COLCHA DE RETALHOS

Já tentei comprar uma agenda e utilizá-la para organizar minha vida. Queria ser assim, como todo mundo, e andar com ela embaixo do braço anotando tudo o que for necessário para que eu possa me entender. Só que isso, em se tratando da minha pessoa, não é possível. Aliás, é inviável.

Não que eu seja a rainha dos compromissos. Ao contrário, minha vida é uma maré mansa. Basicamente, tudo se resume em acordar às 07h00min, pegar o ônibus às 8h, estar no trabalho às 08h30min e lá ficar até às 18h, com intervalo para o almoço, evidentemente. Depois disso, esperar o transporte para a universidade, entrar em aula às 19h15min, sair às 22h30min, voltar ao transporte, chegar em casa perto das 23h:15min, jantar, conversar, dormir. Bem, se consegui descrever toda a minha rotina em um parágrafo, imaginem a barbada que seria fazê-lo em uma agenda! Não, pensando melhor, não imaginem. Pois é na imaginação que mora o problema.
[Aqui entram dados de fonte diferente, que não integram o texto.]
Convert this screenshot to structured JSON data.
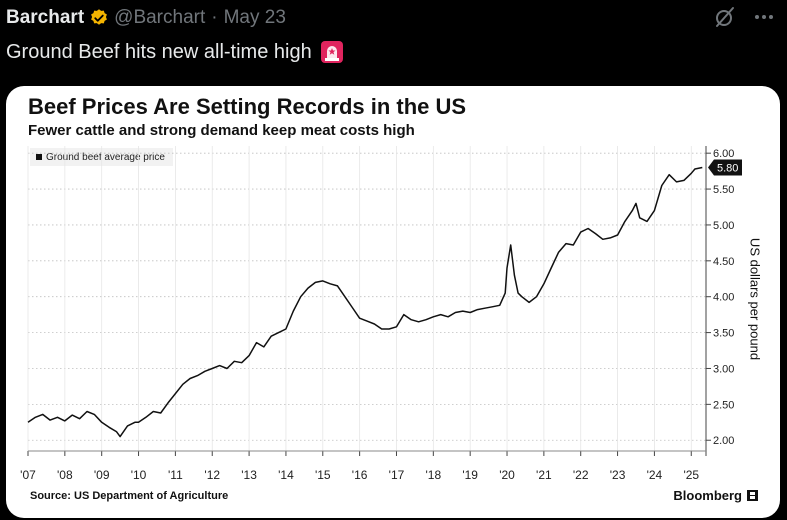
{
  "tweet": {
    "author_name": "Barchart",
    "handle": "@Barchart",
    "separator": "·",
    "date": "May 23",
    "text": "Ground Beef hits new all-time high",
    "icons": {
      "verified": "verified-badge-icon",
      "grok": "grok-slash-icon",
      "more": "more-horizontal-icon",
      "siren": "siren-emoji-icon"
    },
    "colors": {
      "background": "#000000",
      "text": "#e7e9ea",
      "muted": "#71767b",
      "verified": "#f4b400"
    }
  },
  "card": {
    "source": "Source: US Department of Agriculture",
    "brand": "Bloomberg"
  },
  "chart_data": {
    "type": "line",
    "title": "Beef Prices Are Setting Records in the US",
    "subtitle": "Fewer cattle and strong demand keep meat costs high",
    "ylabel": "US dollars per pound",
    "xlabel": "",
    "ylim": [
      1.85,
      6.1
    ],
    "xlim": [
      2007,
      2025.4
    ],
    "yticks": [
      2.0,
      2.5,
      3.0,
      3.5,
      4.0,
      4.5,
      5.0,
      5.5,
      6.0
    ],
    "ytick_labels": [
      "2.00",
      "2.50",
      "3.00",
      "3.50",
      "4.00",
      "4.50",
      "5.00",
      "5.50",
      "6.00"
    ],
    "xticks": [
      2007,
      2008,
      2009,
      2010,
      2011,
      2012,
      2013,
      2014,
      2015,
      2016,
      2017,
      2018,
      2019,
      2020,
      2021,
      2022,
      2023,
      2024,
      2025
    ],
    "xtick_labels": [
      "'07",
      "'08",
      "'09",
      "'10",
      "'11",
      "'12",
      "'13",
      "'14",
      "'15",
      "'16",
      "'17",
      "'18",
      "'19",
      "'20",
      "'21",
      "'22",
      "'23",
      "'24",
      "'25"
    ],
    "grid": true,
    "legend": "top-left",
    "last_value_label": "5.80",
    "series": [
      {
        "name": "Ground beef average price",
        "color": "#111111",
        "x": [
          2007.0,
          2007.2,
          2007.4,
          2007.6,
          2007.8,
          2008.0,
          2008.2,
          2008.4,
          2008.6,
          2008.8,
          2009.0,
          2009.2,
          2009.4,
          2009.5,
          2009.7,
          2009.9,
          2010.0,
          2010.2,
          2010.4,
          2010.6,
          2010.8,
          2011.0,
          2011.2,
          2011.4,
          2011.6,
          2011.8,
          2012.0,
          2012.2,
          2012.4,
          2012.6,
          2012.8,
          2013.0,
          2013.2,
          2013.4,
          2013.6,
          2013.8,
          2014.0,
          2014.2,
          2014.4,
          2014.6,
          2014.8,
          2015.0,
          2015.2,
          2015.4,
          2015.6,
          2015.8,
          2016.0,
          2016.2,
          2016.4,
          2016.6,
          2016.8,
          2017.0,
          2017.2,
          2017.4,
          2017.6,
          2017.8,
          2018.0,
          2018.2,
          2018.4,
          2018.6,
          2018.8,
          2019.0,
          2019.2,
          2019.4,
          2019.6,
          2019.8,
          2019.95,
          2020.0,
          2020.1,
          2020.2,
          2020.3,
          2020.4,
          2020.6,
          2020.8,
          2021.0,
          2021.2,
          2021.4,
          2021.6,
          2021.8,
          2022.0,
          2022.2,
          2022.4,
          2022.6,
          2022.8,
          2023.0,
          2023.2,
          2023.4,
          2023.5,
          2023.6,
          2023.8,
          2024.0,
          2024.2,
          2024.4,
          2024.6,
          2024.8,
          2025.0,
          2025.1,
          2025.3
        ],
        "values": [
          2.25,
          2.32,
          2.36,
          2.28,
          2.32,
          2.27,
          2.35,
          2.3,
          2.4,
          2.36,
          2.25,
          2.18,
          2.12,
          2.05,
          2.2,
          2.25,
          2.25,
          2.32,
          2.4,
          2.38,
          2.52,
          2.65,
          2.78,
          2.86,
          2.9,
          2.96,
          3.0,
          3.04,
          3.0,
          3.1,
          3.08,
          3.18,
          3.36,
          3.3,
          3.45,
          3.5,
          3.55,
          3.8,
          4.0,
          4.12,
          4.2,
          4.22,
          4.18,
          4.15,
          4.0,
          3.85,
          3.7,
          3.66,
          3.62,
          3.55,
          3.55,
          3.58,
          3.75,
          3.68,
          3.65,
          3.68,
          3.72,
          3.75,
          3.72,
          3.78,
          3.8,
          3.78,
          3.82,
          3.84,
          3.86,
          3.88,
          4.05,
          4.4,
          4.72,
          4.3,
          4.05,
          4.0,
          3.92,
          4.0,
          4.18,
          4.4,
          4.62,
          4.74,
          4.72,
          4.9,
          4.95,
          4.88,
          4.8,
          4.82,
          4.86,
          5.05,
          5.2,
          5.3,
          5.1,
          5.05,
          5.2,
          5.55,
          5.7,
          5.6,
          5.62,
          5.72,
          5.78,
          5.8
        ]
      }
    ]
  }
}
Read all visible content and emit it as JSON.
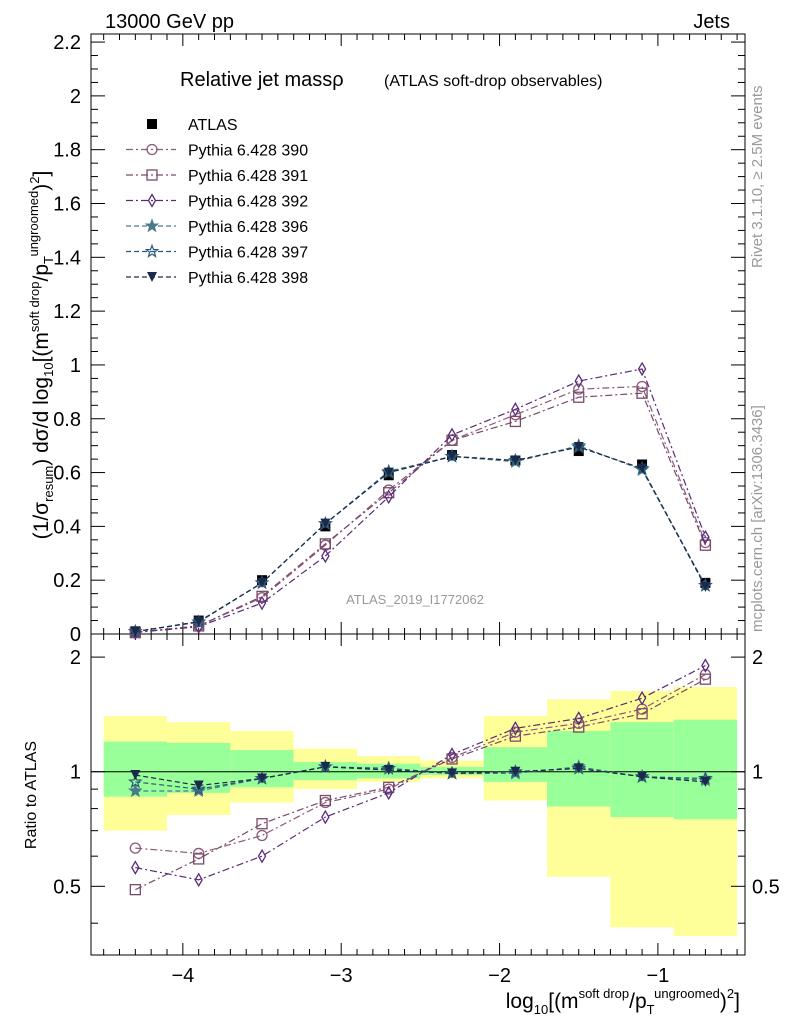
{
  "header": {
    "energy": "13000 GeV pp",
    "process": "Jets"
  },
  "side_labels": {
    "rivet": "Rivet 3.1.10, ≥ 2.5M events",
    "mcplots": "mcplots.cern.ch [arXiv:1306.3436]"
  },
  "analysis_id": "ATLAS_2019_I1772062",
  "chart_data": {
    "type": "line",
    "title": "Relative jet massρ",
    "subtitle": "(ATLAS soft-drop observables)",
    "xlim": [
      -4.58,
      -0.45
    ],
    "ylim": [
      0,
      2.23
    ],
    "ratio_ylim": [
      0.33,
      2.3
    ],
    "x_ticks": [
      -4,
      -3,
      -2,
      -1
    ],
    "x_tick_labels": [
      "−4",
      "−3",
      "−2",
      "−1"
    ],
    "y_ticks": [
      0,
      0.2,
      0.4,
      0.6,
      0.8,
      1,
      1.2,
      1.4,
      1.6,
      1.8,
      2,
      2.2
    ],
    "y_tick_labels": [
      "0",
      "0.2",
      "0.4",
      "0.6",
      "0.8",
      "1",
      "1.2",
      "1.4",
      "1.6",
      "1.8",
      "2",
      "2.2"
    ],
    "ratio_ticks": [
      0.5,
      1,
      2
    ],
    "ratio_tick_labels": [
      "0.5",
      "1",
      "2"
    ],
    "ratio_ylabel": "Ratio to ATLAS",
    "x": [
      -4.3,
      -3.9,
      -3.5,
      -3.1,
      -2.7,
      -2.3,
      -1.9,
      -1.5,
      -1.1,
      -0.7
    ],
    "bin_edges": [
      -4.5,
      -4.1,
      -3.7,
      -3.3,
      -2.9,
      -2.5,
      -2.1,
      -1.7,
      -1.3,
      -0.9,
      -0.5
    ],
    "band_yellow": [
      [
        0.7,
        1.4
      ],
      [
        0.77,
        1.35
      ],
      [
        0.83,
        1.28
      ],
      [
        0.9,
        1.15
      ],
      [
        0.94,
        1.1
      ],
      [
        0.96,
        1.07
      ],
      [
        0.84,
        1.4
      ],
      [
        0.53,
        1.55
      ],
      [
        0.39,
        1.63
      ],
      [
        0.37,
        1.67
      ]
    ],
    "band_green": [
      [
        0.86,
        1.2
      ],
      [
        0.88,
        1.19
      ],
      [
        0.91,
        1.14
      ],
      [
        0.95,
        1.06
      ],
      [
        0.96,
        1.05
      ],
      [
        0.98,
        1.03
      ],
      [
        0.94,
        1.16
      ],
      [
        0.81,
        1.28
      ],
      [
        0.76,
        1.35
      ],
      [
        0.75,
        1.37
      ]
    ],
    "legend": {
      "position": "top-left"
    },
    "series": [
      {
        "name": "ATLAS",
        "marker": "square",
        "color": "#000000",
        "values": [
          0.01,
          0.05,
          0.2,
          0.4,
          0.59,
          0.665,
          0.645,
          0.68,
          0.63,
          0.19
        ],
        "ratio": [
          1,
          1,
          1,
          1,
          1,
          1,
          1,
          1,
          1,
          1
        ]
      },
      {
        "name": "Pythia 6.428 390",
        "marker": "circle",
        "color": "#8a5a7a",
        "values": [
          0.006,
          0.03,
          0.135,
          0.33,
          0.535,
          0.72,
          0.815,
          0.91,
          0.92,
          0.34
        ],
        "ratio": [
          0.63,
          0.61,
          0.68,
          0.83,
          0.9,
          1.09,
          1.27,
          1.34,
          1.46,
          1.8
        ]
      },
      {
        "name": "Pythia 6.428 391",
        "marker": "square-open",
        "color": "#7a4a6a",
        "values": [
          0.005,
          0.03,
          0.14,
          0.335,
          0.525,
          0.72,
          0.79,
          0.88,
          0.895,
          0.33
        ],
        "ratio": [
          0.49,
          0.59,
          0.73,
          0.84,
          0.91,
          1.08,
          1.24,
          1.31,
          1.42,
          1.75
        ]
      },
      {
        "name": "Pythia 6.428 392",
        "marker": "diamond",
        "color": "#5a2a7a",
        "values": [
          0.006,
          0.027,
          0.115,
          0.29,
          0.51,
          0.74,
          0.835,
          0.94,
          0.985,
          0.36
        ],
        "ratio": [
          0.56,
          0.52,
          0.6,
          0.76,
          0.88,
          1.11,
          1.3,
          1.38,
          1.56,
          1.9
        ]
      },
      {
        "name": "Pythia 6.428 396",
        "marker": "star",
        "color": "#4a7a8a",
        "values": [
          0.009,
          0.045,
          0.19,
          0.41,
          0.605,
          0.66,
          0.64,
          0.7,
          0.61,
          0.18
        ],
        "ratio": [
          0.89,
          0.89,
          0.96,
          1.03,
          1.02,
          0.99,
          0.99,
          1.03,
          0.97,
          0.95
        ]
      },
      {
        "name": "Pythia 6.428 397",
        "marker": "star-open",
        "color": "#2a5a7a",
        "values": [
          0.009,
          0.044,
          0.19,
          0.41,
          0.6,
          0.66,
          0.645,
          0.695,
          0.615,
          0.18
        ],
        "ratio": [
          0.94,
          0.9,
          0.96,
          1.03,
          1.02,
          0.99,
          1.0,
          1.02,
          0.97,
          0.96
        ]
      },
      {
        "name": "Pythia 6.428 398",
        "marker": "tri-down",
        "color": "#1a2a4a",
        "values": [
          0.009,
          0.046,
          0.19,
          0.41,
          0.6,
          0.66,
          0.645,
          0.695,
          0.615,
          0.175
        ],
        "ratio": [
          0.98,
          0.92,
          0.96,
          1.03,
          1.01,
          0.99,
          1.0,
          1.02,
          0.97,
          0.94
        ]
      }
    ]
  }
}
Tudo seria muito simples se eu fosse capaz de seguir o que planejo. Acordar às 7 da manhã? Abrir os olhos pode até ser possível, mas sair da cama é outra história. De uma etapa pra outra lá se vão vinte ou trinta minutos, o que reduz o tempo entre botar o pé pra fora de casa e pra dentro do ônibus. Ônibus? Nem preciso dizer que esse já passou há quinze minutos. E começando assim o dia, o que se pode esperar do resto?

No trabalho, a coisa segue o mesmo ritmo. Várias tarefas para fazer assim que chego, mas quem diz que encontro minha cabeça? Ela vive vagando por aí, repassando a aula de ontem, se preocupando com a prova de amanhã, desvendando o sonho misterioso que tive durante a noite, imaginando se a blusa que vi naquela vitrine combina mesmo com a saia azul-céu com bolas rosa-pink que tenho há dois anos no armário e nunca usei, coçando para que eu escreva de uma vez um texto que não sai de dentro dela.
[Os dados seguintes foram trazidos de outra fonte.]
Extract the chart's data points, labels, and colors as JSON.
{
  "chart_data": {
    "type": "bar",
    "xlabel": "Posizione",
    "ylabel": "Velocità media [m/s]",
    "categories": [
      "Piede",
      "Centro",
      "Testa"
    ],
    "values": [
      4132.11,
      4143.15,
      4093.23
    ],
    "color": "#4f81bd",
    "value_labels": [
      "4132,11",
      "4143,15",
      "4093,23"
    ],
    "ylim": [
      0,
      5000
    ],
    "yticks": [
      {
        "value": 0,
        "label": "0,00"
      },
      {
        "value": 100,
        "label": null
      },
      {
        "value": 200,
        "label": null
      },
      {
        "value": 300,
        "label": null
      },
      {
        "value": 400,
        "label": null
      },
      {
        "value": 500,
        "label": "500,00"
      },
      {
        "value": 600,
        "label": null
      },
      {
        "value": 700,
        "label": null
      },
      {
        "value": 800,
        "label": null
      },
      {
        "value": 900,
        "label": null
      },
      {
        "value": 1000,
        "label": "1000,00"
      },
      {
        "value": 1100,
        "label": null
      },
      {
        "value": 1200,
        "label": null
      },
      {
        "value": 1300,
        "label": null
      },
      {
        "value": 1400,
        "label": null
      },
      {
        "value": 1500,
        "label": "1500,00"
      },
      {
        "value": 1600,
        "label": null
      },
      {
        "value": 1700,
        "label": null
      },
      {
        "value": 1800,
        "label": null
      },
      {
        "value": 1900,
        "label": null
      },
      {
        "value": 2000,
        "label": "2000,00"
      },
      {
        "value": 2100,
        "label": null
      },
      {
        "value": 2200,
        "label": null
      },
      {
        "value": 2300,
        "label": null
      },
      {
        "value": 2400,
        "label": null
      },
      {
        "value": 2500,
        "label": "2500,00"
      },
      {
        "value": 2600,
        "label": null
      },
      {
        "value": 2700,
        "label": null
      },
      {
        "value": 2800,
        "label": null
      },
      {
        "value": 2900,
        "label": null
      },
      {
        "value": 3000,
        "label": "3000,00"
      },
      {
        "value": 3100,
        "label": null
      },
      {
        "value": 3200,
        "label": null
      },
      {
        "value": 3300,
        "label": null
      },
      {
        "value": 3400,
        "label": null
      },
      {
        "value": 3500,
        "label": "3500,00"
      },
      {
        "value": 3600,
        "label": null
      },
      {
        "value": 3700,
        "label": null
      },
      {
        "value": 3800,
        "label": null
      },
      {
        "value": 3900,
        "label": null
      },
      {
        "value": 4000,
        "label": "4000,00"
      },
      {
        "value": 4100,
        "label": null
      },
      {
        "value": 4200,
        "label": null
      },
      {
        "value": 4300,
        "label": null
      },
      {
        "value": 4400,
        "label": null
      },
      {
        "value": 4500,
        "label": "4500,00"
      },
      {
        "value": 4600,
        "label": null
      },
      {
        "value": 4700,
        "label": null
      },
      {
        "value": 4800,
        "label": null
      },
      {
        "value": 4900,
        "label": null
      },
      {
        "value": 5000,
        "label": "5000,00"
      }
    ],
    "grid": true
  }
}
Já nas noites em que tenho que ir para a faculdade a aventura varia (sim, porque minha imaginação faz da minha rotina um filme de ação digno do Vin Diesel). Meu estado de espírito é uma incógnita até pisar em sala de aula e olhar para o rosto do professor. Conforme for a expressão do semblante, acaba ali. Se for um dia de mal com a vida, até fico, em nome da autopunição. Se o namorado também estiver por lá... Hum... Neste caso é impossível prever os acontecimentos. E ainda tem o final - de - semana, onde tudo - ou nada - pode acontecer.
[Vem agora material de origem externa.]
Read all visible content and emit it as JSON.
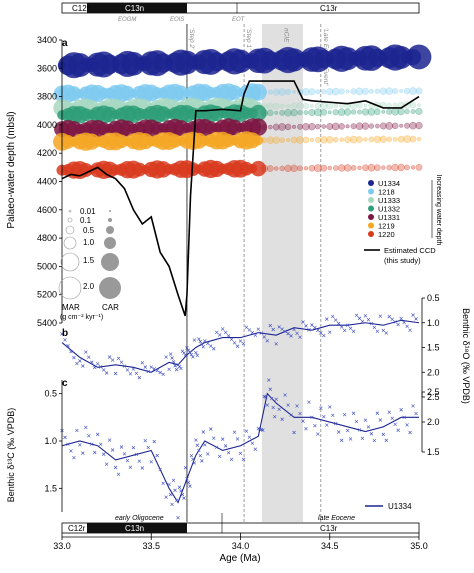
{
  "chart_data": [
    {
      "panel": "a",
      "type": "scatter",
      "ylabel": "Palaeo-water depth (mbsl)",
      "xlim": [
        33.0,
        35.0
      ],
      "ylim": [
        5400,
        3400
      ],
      "yticks": [
        3400,
        3600,
        3800,
        4000,
        4200,
        4400,
        4600,
        4800,
        5000,
        5200,
        5400
      ],
      "grid": false,
      "legend_position": "right",
      "series": [
        {
          "name": "U1334",
          "color": "#1c2591",
          "depth_start": 3580,
          "depth_end": 3520
        },
        {
          "name": "1218",
          "color": "#7fcaf0",
          "depth_start": 3780,
          "depth_end": 3760
        },
        {
          "name": "U1333",
          "color": "#a7d8c1",
          "depth_start": 3880,
          "depth_end": 3860
        },
        {
          "name": "U1332",
          "color": "#2e9e78",
          "depth_start": 3930,
          "depth_end": 3905
        },
        {
          "name": "U1331",
          "color": "#7d1642",
          "depth_start": 4030,
          "depth_end": 4005
        },
        {
          "name": "1219",
          "color": "#f5a623",
          "depth_start": 4120,
          "depth_end": 4100
        },
        {
          "name": "1220",
          "color": "#d83a1e",
          "depth_start": 4320,
          "depth_end": 4300
        }
      ],
      "ccd": {
        "name": "Estimated CCD",
        "note": "(this study)",
        "color": "#000000",
        "x": [
          33.0,
          33.05,
          33.1,
          33.15,
          33.2,
          33.25,
          33.3,
          33.35,
          33.4,
          33.45,
          33.5,
          33.55,
          33.6,
          33.65,
          33.69,
          33.7,
          33.72,
          33.75,
          33.8,
          33.9,
          34.0,
          34.02,
          34.05,
          34.1,
          34.2,
          34.3,
          34.35,
          34.4,
          34.5,
          34.6,
          34.7,
          34.8,
          34.9,
          35.0
        ],
        "y": [
          4380,
          4350,
          4360,
          4330,
          4300,
          4350,
          4380,
          4450,
          4600,
          4700,
          4650,
          4900,
          5000,
          5200,
          5350,
          5200,
          4500,
          3900,
          3900,
          3890,
          3900,
          3780,
          3690,
          3690,
          3690,
          3690,
          3820,
          3830,
          3840,
          3850,
          3830,
          3880,
          3880,
          3800
        ]
      },
      "annotations": [
        {
          "label": "'Step 2'",
          "x": 33.7
        },
        {
          "label": "'Step 1'",
          "x": 34.02
        },
        {
          "label": "nCIE",
          "x": 34.23
        },
        {
          "label": "'Late Eocene Event'",
          "x": 34.45
        }
      ],
      "shaded_band": {
        "label": "nCIE",
        "x_range": [
          34.12,
          34.35
        ]
      },
      "legend_items": [
        "U1334",
        "1218",
        "U1333",
        "U1332",
        "U1331",
        "1219",
        "1220",
        "Estimated CCD",
        "(this study)"
      ],
      "legend_note": "Increasing water depth",
      "size_legend": {
        "mar_label": "MAR",
        "mar_unit": "(g cm⁻² kyr⁻¹)",
        "car_label": "CAR",
        "values": [
          "0.01",
          "0.1",
          "0.5",
          "1.0",
          "1.5",
          "2.0"
        ]
      }
    },
    {
      "panel": "b",
      "type": "line",
      "ylabel": "Benthic δ¹⁸O (‰ VPDB)",
      "ylim": [
        2.5,
        0.5
      ],
      "yticks": [
        0.5,
        1.0,
        1.5,
        2.0,
        2.5
      ],
      "x": [
        33.0,
        33.1,
        33.2,
        33.3,
        33.4,
        33.5,
        33.6,
        33.65,
        33.7,
        33.75,
        33.8,
        33.9,
        34.0,
        34.1,
        34.2,
        34.3,
        34.4,
        34.5,
        34.6,
        34.7,
        34.8,
        34.9,
        35.0
      ],
      "values": [
        1.4,
        1.7,
        1.9,
        1.85,
        1.9,
        2.0,
        1.8,
        1.85,
        1.65,
        1.5,
        1.4,
        1.3,
        1.3,
        1.2,
        1.25,
        1.1,
        1.15,
        1.05,
        1.05,
        1.0,
        1.05,
        0.95,
        1.0
      ]
    },
    {
      "panel": "c",
      "type": "line",
      "ylabel": "Benthic δ¹³C (‰ VPDB)",
      "ylim": [
        1.75,
        0.25
      ],
      "yticks_left": [
        0.5,
        1.0,
        1.5
      ],
      "yticks_right": [
        1.5,
        2.0,
        2.5
      ],
      "x": [
        33.0,
        33.1,
        33.2,
        33.3,
        33.4,
        33.5,
        33.6,
        33.65,
        33.7,
        33.75,
        33.8,
        33.9,
        34.0,
        34.1,
        34.15,
        34.2,
        34.3,
        34.4,
        34.5,
        34.6,
        34.7,
        34.8,
        34.9,
        35.0
      ],
      "values": [
        1.05,
        1.0,
        1.05,
        1.2,
        1.15,
        1.1,
        1.5,
        1.65,
        1.4,
        1.15,
        1.0,
        1.1,
        1.05,
        0.95,
        0.5,
        0.6,
        0.75,
        0.75,
        0.8,
        0.85,
        0.9,
        0.85,
        0.75,
        0.75
      ],
      "legend": "U1334"
    }
  ],
  "x_axis": {
    "label": "Age (Ma)",
    "ticks": [
      "33.0",
      "33.5",
      "34.0",
      "34.5",
      "35.0"
    ],
    "tick_values": [
      33.0,
      33.5,
      34.0,
      34.5,
      35.0
    ]
  },
  "chron_top": [
    "C12r",
    "C13n",
    "C13r"
  ],
  "chron_top_sub": [
    "EOGM",
    "EOIS",
    "EOT"
  ],
  "chron_bottom": [
    "C12r",
    "C13n",
    "C13r"
  ],
  "epochs": [
    "early Oligocene",
    "late Eocene"
  ],
  "panel_labels": [
    "a",
    "b",
    "c"
  ]
}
É claro que alinhavando esses retalhos estão as leituras, os escritos, os telefonemas, os encontros, os cinemas, os jantares, a família, os amigos, os momentos sozinha, as euforias, as depressões, as TPMs, os estudos, os momentos assistindo programas nada a ver na televisão, os momentos não fazendo simplesmente nada, os momentos pensando no monte de coisas que devem ser feitas, a internet com seu orkut, msn e otras cositas más, as conversas infindáveis com a irmã, os chamegos infinitos com o amor, a oficina com o Walter Galvani, os sonhos, os planos, as idéias, o riso, o choro, as vontades, a falta delas, os pensamentos que atrasam o sono e não me deixam dormir e que consequentemente não me deixam acordar na sempre almejada (mas nunca alcançada) 7 horas da manhã, dando reinício ao inesgotável ciclo de emoções que é meu existir. É, até que saiu uma colcha bonitinha.

E, ao final, eu pergunto: como colocar tudo isso em uma agenda? Como confirmar horários, definir datas e programar ordenadamente a magnífica existência de um ser livre e pensante num mundo intenso e pulsante como é o nosso, sem esquecer de nada?

No máximo, nas linhas em branco esperando serem preenchidas, anoto minhas contas. Mas essas, por favor, são tudo o que eu não quero lembrar.